Ist Lewis in der Extreme E also eher Mitstreiter oder doch Gegner?
Ich glaube, da kennen Sie uns doch ganz gut: Weder Lewis noch ich wollen Zweiter werden. Wir haben ja auch noch Jenson Button dabei und viele andere Teams. Da wird viel Kampfgeist dabei sein. Das Schöne ist: Je intensiver unser Kampf sein wird, desto mehr Aufmerksamkeit können wir für die ganzen wichtigen Themen generieren.
Fehlt nur noch ein Sebastian Vettel in der Extreme E. Der wird ja auch gerade immer grüner – und damit meine ich nicht nur die Farbe auf dem Auto.
Stimmt. Vielleicht kriegen wir ihn da auch noch irgendwie rein. Schön zu sehen, dass auch Sebastian in Sachen Nachhaltigkeit in meine Fußstapfen tritt, weil er eine riesige Fanbase hat und so viele Menschen positiv beeinflussen kann. Es ist immer toll, wenn weitere Sportler dazukommen und das Thema pushen.
Sie fuhren als Sohn eines Weltmeisters in der Formel 1. Welchen Rat würden Sie Mick Schumacher vor dessen Debüt-Saison geben?

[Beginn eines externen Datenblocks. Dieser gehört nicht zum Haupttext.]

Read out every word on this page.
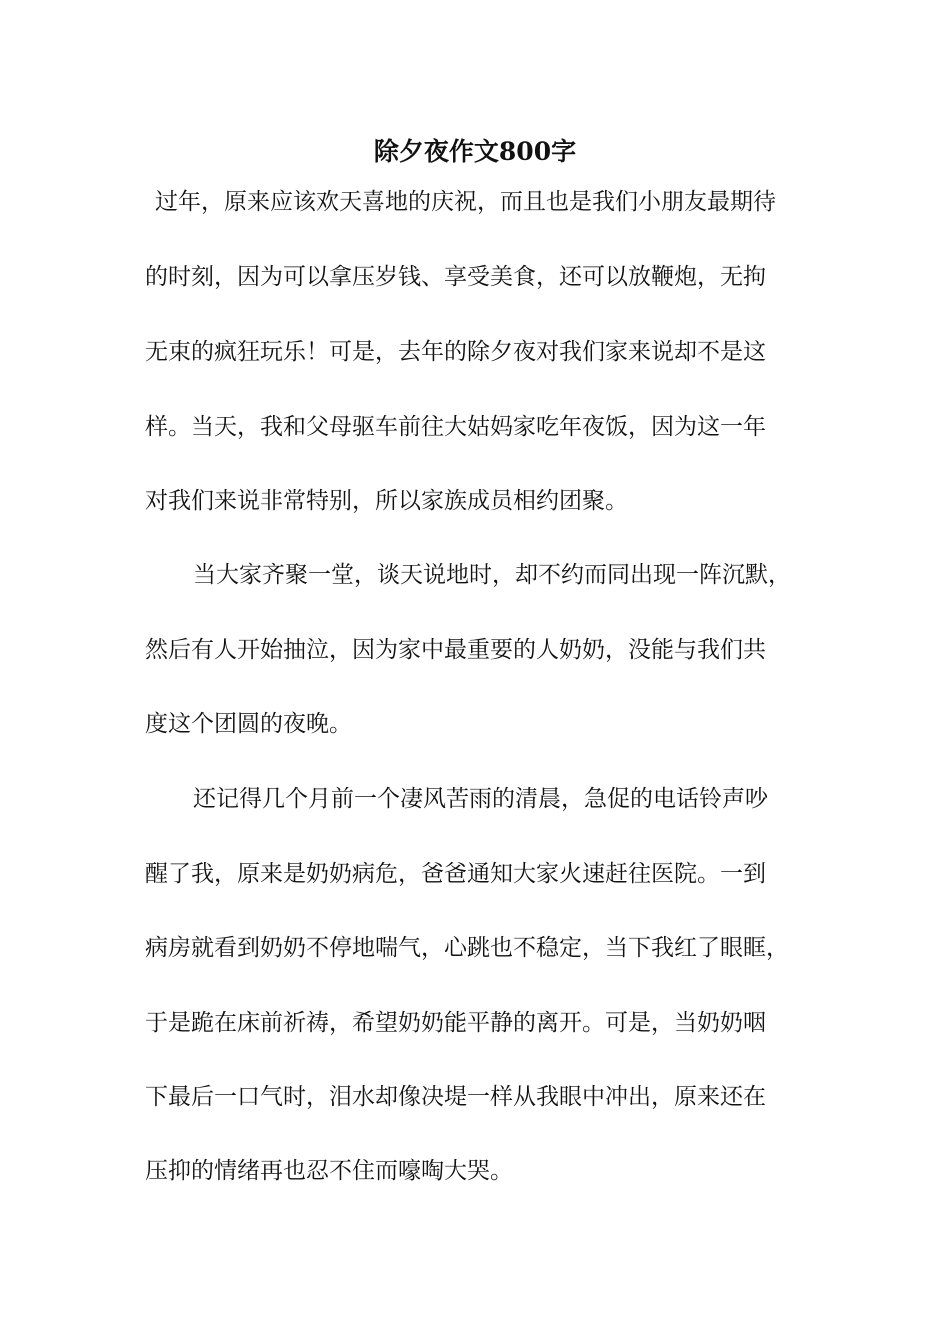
除夕夜作文800字

过年，原来应该欢天喜地的庆祝，而且也是我们小朋友最期待

的时刻，因为可以拿压岁钱、享受美食，还可以放鞭炮，无拘

无束的疯狂玩乐！可是，去年的除夕夜对我们家来说却不是这

样。当天，我和父母驱车前往大姑妈家吃年夜饭，因为这一年

对我们来说非常特别，所以家族成员相约团聚。

当大家齐聚一堂，谈天说地时，却不约而同出现一阵沉默，

然后有人开始抽泣，因为家中最重要的人奶奶，没能与我们共

度这个团圆的夜晚。

还记得几个月前一个凄风苦雨的清晨，急促的电话铃声吵

醒了我，原来是奶奶病危，爸爸通知大家火速赶往医院。一到

病房就看到奶奶不停地喘气，心跳也不稳定，当下我红了眼眶，

于是跪在床前祈祷，希望奶奶能平静的离开。可是，当奶奶咽

下最后一口气时，泪水却像决堤一样从我眼中冲出，原来还在

压抑的情绪再也忍不住而嚎啕大哭。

Es ist nicht einfach, der „Sohn-von“ zu sein. Und bei Mick ist es ja nochmal um zehnfach multipliziert schwieriger, weil die Zeiten von Michael noch nicht so lange her sind und er noch viel erfolgreicher war. Die mediale Aufmerksamkeit wird groß sein, anfangs wohl sogar größer als bei Lewis Hamilton. Ich hoffe, dass Mick das beiseite schieben und sich gut auf seinen Job konzentrieren kann – denn sonst nimmt das viel vom Spaß weg. Die Medien werden ihm keine Zeit geben, aber er muss sie sich selbst nehmen. Man braucht Zeit und Geduld. Ich habe immerhin sieben Jahre warten müssen, bis ich mein erstes Rennen gewonnen habe und sogar elf Jahre bis zum Titel. Das muss man bedenken, wenn man Mick dieses Jahr bewerten will.